Archbishop Makgoba slams government for 'poisoned health care' over Covid-19

Archbishop Thabo Makgoba hit out at government in his Easter sermon on Saturday
Archbishop Thabo Makgoba hit out at government in his Easter sermon on Saturday
Image: Mabuti Kali

Anglican Archbishop Thabo Makgoba used his Easter sermon in Cape Town on Saturday to lob missives against the government for failing to protect the poor during the Covid-19 pandemic and not being able to roll out an effective vaccination plan.

Makgoba who delivered the sermon at St George’s cathedral drew an analogy between the message of Easter from a “shift out of darkness ... characterised by betrayal, denials, death, the brutal display of state power, and the desire of religious authorities to destroy a force that was disruptive for them”, and the country’s response to the pandemic amid allegations of rampant corruption and delays in the vaccine rollout.

He said while President Cyril Ramaphosa had announced this week that agreements with pharmaceutical companies were enough to vaccinate about 41 million people, he was sceptical about the scope and reach of the rollout.

“Make no mistake: we are a world-class country. Our medical scientists are world-class. Ten years ago, we built world-class soccer stadiums and ran a world-class World Cup. Distributing and administering vaccines is not rocket science: it’s just a matter of getting the logistics right. If humankind can send a spacecraft 470 million kilometres to Mars and gently drop a landing rover onto the planet’s surface, surely South Africans can come up with a co-ordinated plan to collaborate in getting vaccines quickly to every corner of our country? 

“But in view of the fragility of some of our health infrastructure, the president will understand if I am sceptical of how quickly the rollout will progress. Those covered by the private health-care industry and on medical aids can feel more confident. But I am worried that, as is often the case, it is the poor and the marginalised who will suffer.”

He said globally, vaccine nationalism was impacting the most vulnerable in society.

“Internationally, the prospects are looking bad. Vaccine nationalism has already taken hold. A quick check this week showed that while the US had vaccinated 16% of its population, we had covered less than half a percent of ours, and many countries haven’t seen vaccines at all. As I told Dr Fauci in a recent letter, the voluntary vaccine supply mechanisms, such as COVAX, and the bilateral agreements used to procure vaccines across the world, are failing. And they are failing especially for the Global South, where we can with justification say that the poor of the world are suffering from vaccine apartheid.”

Makgoba said political corruption has “poisoned public health-care systems”.

“We know that political leadership has been woefully lacking in the worst areas affected: shame on those who have left hospitals and clinics short of people, equipment and protection. I have read that on the current strategy it would take 18 years to vaccinate our entire present population! We cannot allow that to happen.”

He added: “The stresses created by the pandemic have sadly sometimes brought out the worst in us. There are those who have stolen from the common purse, who have plumbed the depths of the scandalous corruption in our society, who have stolen the very breath of those struggling to breathe in intensive-care units. They have denied others, especially the poor, the means to cope with the effects of the pandemic. Their behaviour is all the more sad when we think back on how we hoped that by throwing us together to face a common crisis, the pandemic would make us rise to the occasion by creating a different future.”

Makgoba said there were however, beacons of hope delivered via the sacrifices of front-line health workers and the country’s top medical professionals.

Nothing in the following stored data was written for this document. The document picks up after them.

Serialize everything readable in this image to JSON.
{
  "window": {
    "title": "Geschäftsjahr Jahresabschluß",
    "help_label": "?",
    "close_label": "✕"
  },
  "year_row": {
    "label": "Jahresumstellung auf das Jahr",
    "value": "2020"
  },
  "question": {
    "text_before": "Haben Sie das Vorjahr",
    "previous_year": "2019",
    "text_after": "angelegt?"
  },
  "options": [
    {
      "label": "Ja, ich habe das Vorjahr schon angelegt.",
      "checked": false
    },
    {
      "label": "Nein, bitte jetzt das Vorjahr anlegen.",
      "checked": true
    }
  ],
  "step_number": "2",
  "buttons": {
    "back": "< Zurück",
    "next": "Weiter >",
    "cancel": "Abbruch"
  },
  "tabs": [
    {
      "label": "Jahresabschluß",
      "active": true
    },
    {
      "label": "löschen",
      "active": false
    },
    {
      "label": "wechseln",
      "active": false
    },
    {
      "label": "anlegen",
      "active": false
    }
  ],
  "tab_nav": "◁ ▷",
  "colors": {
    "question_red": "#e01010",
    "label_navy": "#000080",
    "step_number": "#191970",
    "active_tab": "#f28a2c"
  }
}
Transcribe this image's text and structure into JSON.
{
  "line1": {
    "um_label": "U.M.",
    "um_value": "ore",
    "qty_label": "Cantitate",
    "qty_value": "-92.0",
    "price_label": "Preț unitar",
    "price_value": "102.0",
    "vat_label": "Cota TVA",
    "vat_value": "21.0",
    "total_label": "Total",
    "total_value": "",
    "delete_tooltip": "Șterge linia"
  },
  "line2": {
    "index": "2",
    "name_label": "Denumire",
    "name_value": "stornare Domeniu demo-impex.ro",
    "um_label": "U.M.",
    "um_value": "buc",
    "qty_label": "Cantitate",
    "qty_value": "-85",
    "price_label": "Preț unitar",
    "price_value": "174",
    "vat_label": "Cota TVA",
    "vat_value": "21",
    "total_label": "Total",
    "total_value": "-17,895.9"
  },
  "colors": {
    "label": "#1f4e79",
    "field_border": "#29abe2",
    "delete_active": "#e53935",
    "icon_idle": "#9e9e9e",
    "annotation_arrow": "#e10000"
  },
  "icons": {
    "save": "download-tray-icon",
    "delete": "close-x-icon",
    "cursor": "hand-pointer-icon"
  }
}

“And yet — and yet, we recall again the good that we have seen emerge from this crisis, the sacrifices of front-line health workers, of those who ensure that we have food on our tables and keep our environment clean, of all who take great risks and with generosity of spirit have kept us going. Their dedication is perhaps epitomised best by those in hospitals and other institutions who have gone above and beyond their everyday duties, and have taken the trouble to hold up cellphones to enable those who are ill or dying to speak to members of their families.

“Above all, we can celebrate the achievements of the world’s scientists, who have achieved the extraordinary feat of developing, in record time, vaccines to fight a pandemic which threatened to destroy us all. We owe much to our scientists, including the world-class researchers SA has brought to this task.”

Makgoba said his call was to people to challenge the government.

“My call today, to all people of faith, and those of no faith, is: we are never alone; let us renew our determination, let us remember our resilience, let us bemoan the corruption which brings death, let us weep for the 52,000 people who have died in the pandemic so far. But above all, let us challenge our government to be transparent and fair in the rollout, for while vaccines will not do away with Covid-19, they will help us cope better with it. And let us take those vaccines as soon as they become available.”